A universidade costuma ser apresentada como um espaço de produção crítica do conhecimento, de convivência entre diferenças e de defesa da universalidade dos direitos. Em Israel, porém, essa imagem dificilmente pode ser dissociada do contexto político onde as suas instituições estão inseridas. Diversas universidades mantêm vínculos com o complexo militar-industrial, desenvolvem pesquisas voltadas para a ocupação dos territórios palestinos ou permanecem silenciosas diante de políticas denunciadas internacionalmente como apartheid e, mais recentemente, das acusações de genocídio contra a população de Gaza. Nesse cenário, a institucionalização da segregação por sexo não surge como um episódio isolado, mas como mais uma expressão de uma lógica estatal que naturaliza diferentes formas de separação, hierarquização e exclusão.

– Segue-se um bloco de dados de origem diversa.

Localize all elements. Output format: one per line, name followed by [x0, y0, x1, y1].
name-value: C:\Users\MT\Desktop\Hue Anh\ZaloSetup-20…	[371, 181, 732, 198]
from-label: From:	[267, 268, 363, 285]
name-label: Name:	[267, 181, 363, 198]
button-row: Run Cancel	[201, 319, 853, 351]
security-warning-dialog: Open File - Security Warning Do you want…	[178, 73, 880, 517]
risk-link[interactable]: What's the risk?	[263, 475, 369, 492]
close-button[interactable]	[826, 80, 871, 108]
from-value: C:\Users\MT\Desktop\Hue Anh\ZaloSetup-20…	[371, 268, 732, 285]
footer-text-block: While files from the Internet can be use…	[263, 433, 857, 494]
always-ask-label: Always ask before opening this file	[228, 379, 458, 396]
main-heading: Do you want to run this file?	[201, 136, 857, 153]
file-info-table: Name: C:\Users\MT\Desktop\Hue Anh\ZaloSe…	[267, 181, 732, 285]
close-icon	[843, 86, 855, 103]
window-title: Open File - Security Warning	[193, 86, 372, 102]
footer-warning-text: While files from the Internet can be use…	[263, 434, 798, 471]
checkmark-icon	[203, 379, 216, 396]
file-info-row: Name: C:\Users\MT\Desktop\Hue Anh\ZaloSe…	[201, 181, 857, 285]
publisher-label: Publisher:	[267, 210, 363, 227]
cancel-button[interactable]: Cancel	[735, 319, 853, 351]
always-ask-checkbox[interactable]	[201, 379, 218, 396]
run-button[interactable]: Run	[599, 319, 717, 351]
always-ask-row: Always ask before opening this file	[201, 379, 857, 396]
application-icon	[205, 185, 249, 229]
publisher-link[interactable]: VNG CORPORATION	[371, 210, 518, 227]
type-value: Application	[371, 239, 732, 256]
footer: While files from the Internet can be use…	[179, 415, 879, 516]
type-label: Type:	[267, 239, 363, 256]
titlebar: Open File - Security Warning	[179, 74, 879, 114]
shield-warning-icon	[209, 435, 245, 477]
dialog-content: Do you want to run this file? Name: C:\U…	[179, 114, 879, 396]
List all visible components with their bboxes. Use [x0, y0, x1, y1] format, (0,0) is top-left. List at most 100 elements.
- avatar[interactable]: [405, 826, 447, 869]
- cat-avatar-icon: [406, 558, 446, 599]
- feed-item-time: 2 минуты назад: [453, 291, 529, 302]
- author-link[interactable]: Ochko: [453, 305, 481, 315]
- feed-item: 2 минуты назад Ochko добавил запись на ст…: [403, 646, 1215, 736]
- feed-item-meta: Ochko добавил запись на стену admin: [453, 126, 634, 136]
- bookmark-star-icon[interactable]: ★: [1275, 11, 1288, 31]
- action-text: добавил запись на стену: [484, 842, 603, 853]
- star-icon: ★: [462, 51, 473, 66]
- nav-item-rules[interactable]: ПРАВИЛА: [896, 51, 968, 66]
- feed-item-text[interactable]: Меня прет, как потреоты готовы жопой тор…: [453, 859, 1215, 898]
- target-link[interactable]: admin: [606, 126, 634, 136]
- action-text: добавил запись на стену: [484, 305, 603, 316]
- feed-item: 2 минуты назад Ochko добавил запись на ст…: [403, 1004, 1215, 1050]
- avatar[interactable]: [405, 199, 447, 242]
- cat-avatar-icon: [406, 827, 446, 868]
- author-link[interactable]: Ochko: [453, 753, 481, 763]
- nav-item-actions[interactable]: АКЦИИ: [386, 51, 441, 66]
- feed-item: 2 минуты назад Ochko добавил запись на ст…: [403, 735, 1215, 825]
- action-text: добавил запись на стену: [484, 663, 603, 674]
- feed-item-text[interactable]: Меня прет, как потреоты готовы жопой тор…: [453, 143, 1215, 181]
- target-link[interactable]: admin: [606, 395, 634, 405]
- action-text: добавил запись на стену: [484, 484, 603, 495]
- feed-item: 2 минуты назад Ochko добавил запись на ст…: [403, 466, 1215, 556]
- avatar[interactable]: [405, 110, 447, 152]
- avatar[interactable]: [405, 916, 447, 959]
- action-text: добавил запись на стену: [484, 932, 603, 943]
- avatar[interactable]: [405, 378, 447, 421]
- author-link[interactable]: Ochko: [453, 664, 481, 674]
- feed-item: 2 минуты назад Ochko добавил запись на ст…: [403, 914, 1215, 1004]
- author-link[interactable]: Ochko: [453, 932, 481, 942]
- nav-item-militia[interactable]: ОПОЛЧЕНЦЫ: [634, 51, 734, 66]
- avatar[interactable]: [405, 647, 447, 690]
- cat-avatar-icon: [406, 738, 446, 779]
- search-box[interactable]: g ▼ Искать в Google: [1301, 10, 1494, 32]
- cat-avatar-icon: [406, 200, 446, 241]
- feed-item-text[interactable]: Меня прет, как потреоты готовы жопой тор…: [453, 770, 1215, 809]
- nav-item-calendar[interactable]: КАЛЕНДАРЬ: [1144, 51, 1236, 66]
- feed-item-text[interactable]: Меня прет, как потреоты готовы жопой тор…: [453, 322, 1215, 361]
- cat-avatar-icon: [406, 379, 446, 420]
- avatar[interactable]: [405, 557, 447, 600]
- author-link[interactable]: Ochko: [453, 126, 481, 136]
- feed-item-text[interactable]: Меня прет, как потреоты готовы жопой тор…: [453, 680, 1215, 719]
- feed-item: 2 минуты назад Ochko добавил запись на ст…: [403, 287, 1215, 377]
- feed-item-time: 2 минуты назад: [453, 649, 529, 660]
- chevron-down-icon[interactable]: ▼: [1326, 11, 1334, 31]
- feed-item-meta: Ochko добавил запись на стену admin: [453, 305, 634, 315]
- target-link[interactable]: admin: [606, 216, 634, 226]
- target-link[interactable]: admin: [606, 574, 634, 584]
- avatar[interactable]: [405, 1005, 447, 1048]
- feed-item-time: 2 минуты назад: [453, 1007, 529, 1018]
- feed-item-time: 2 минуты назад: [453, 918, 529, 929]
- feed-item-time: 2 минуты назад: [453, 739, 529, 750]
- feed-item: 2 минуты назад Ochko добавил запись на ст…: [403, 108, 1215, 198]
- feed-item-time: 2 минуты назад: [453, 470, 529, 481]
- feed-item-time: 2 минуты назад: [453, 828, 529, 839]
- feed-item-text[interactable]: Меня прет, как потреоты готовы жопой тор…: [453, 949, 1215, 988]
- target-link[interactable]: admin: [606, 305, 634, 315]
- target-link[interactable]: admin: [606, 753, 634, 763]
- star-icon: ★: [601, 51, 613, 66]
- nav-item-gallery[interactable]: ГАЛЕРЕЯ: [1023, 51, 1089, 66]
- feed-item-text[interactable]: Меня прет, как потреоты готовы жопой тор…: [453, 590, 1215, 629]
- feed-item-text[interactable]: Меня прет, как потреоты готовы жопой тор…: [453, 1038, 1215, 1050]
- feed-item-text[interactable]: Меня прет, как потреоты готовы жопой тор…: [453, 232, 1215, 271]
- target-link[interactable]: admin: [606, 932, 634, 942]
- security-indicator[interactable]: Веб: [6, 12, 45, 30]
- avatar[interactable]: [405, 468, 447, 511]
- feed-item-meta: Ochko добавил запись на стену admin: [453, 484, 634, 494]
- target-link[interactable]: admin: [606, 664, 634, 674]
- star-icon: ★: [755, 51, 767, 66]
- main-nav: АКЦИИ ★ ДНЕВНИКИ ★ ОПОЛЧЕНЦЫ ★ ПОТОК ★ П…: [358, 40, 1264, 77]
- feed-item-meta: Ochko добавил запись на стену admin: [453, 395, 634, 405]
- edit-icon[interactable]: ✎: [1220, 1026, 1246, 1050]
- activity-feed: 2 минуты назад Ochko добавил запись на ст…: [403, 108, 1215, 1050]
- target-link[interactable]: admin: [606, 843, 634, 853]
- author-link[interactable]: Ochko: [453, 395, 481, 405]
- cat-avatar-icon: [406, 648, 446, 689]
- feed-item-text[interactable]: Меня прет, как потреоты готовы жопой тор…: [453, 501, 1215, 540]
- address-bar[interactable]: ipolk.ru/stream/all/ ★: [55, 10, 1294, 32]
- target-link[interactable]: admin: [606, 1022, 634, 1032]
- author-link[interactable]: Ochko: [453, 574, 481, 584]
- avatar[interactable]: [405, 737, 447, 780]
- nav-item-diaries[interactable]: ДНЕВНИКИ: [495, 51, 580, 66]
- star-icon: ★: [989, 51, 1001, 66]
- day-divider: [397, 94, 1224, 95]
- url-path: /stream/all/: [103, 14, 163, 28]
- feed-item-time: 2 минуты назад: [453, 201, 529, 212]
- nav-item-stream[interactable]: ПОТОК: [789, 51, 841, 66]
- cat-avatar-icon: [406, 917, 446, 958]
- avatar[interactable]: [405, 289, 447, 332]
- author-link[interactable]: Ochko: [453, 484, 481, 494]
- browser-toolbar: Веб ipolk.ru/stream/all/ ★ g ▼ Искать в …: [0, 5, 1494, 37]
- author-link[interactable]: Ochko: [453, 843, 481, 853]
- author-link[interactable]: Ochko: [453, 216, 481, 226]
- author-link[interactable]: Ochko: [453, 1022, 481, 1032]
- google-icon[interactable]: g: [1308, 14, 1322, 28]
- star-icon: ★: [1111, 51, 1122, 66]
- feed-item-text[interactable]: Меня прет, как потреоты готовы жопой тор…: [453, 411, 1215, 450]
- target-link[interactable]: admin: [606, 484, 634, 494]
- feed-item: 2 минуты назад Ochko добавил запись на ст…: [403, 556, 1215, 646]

O debate que chega à Suprema Corte vai muito além da organização das universidades. Um Estado que construiu a sua política sobre a ocupação, a colonização de terras palestinas, a fragmentação territorial, a negação de direitos nacionais, a violência sistemática contra um povo, o apartheid, a limpeza étnica e o genocídio não pode reivindicar para si o sentido da democracia. A segregação por sexo aprovada pela Knesset não inaugura essa lógica: ela apenas amplia uma cultura política baseada na separação e na hierarquização de direitos. Não há democracia onde um povo vive sob ocupação, tem as suas terras confiscadas, sua circulação controlada e sua própria existência ameaçada. Enquanto essa realidade persistir, cada nova lei que institucionaliza a segregação apenas aprofunda a crise moral, ética e política da entidade sionista.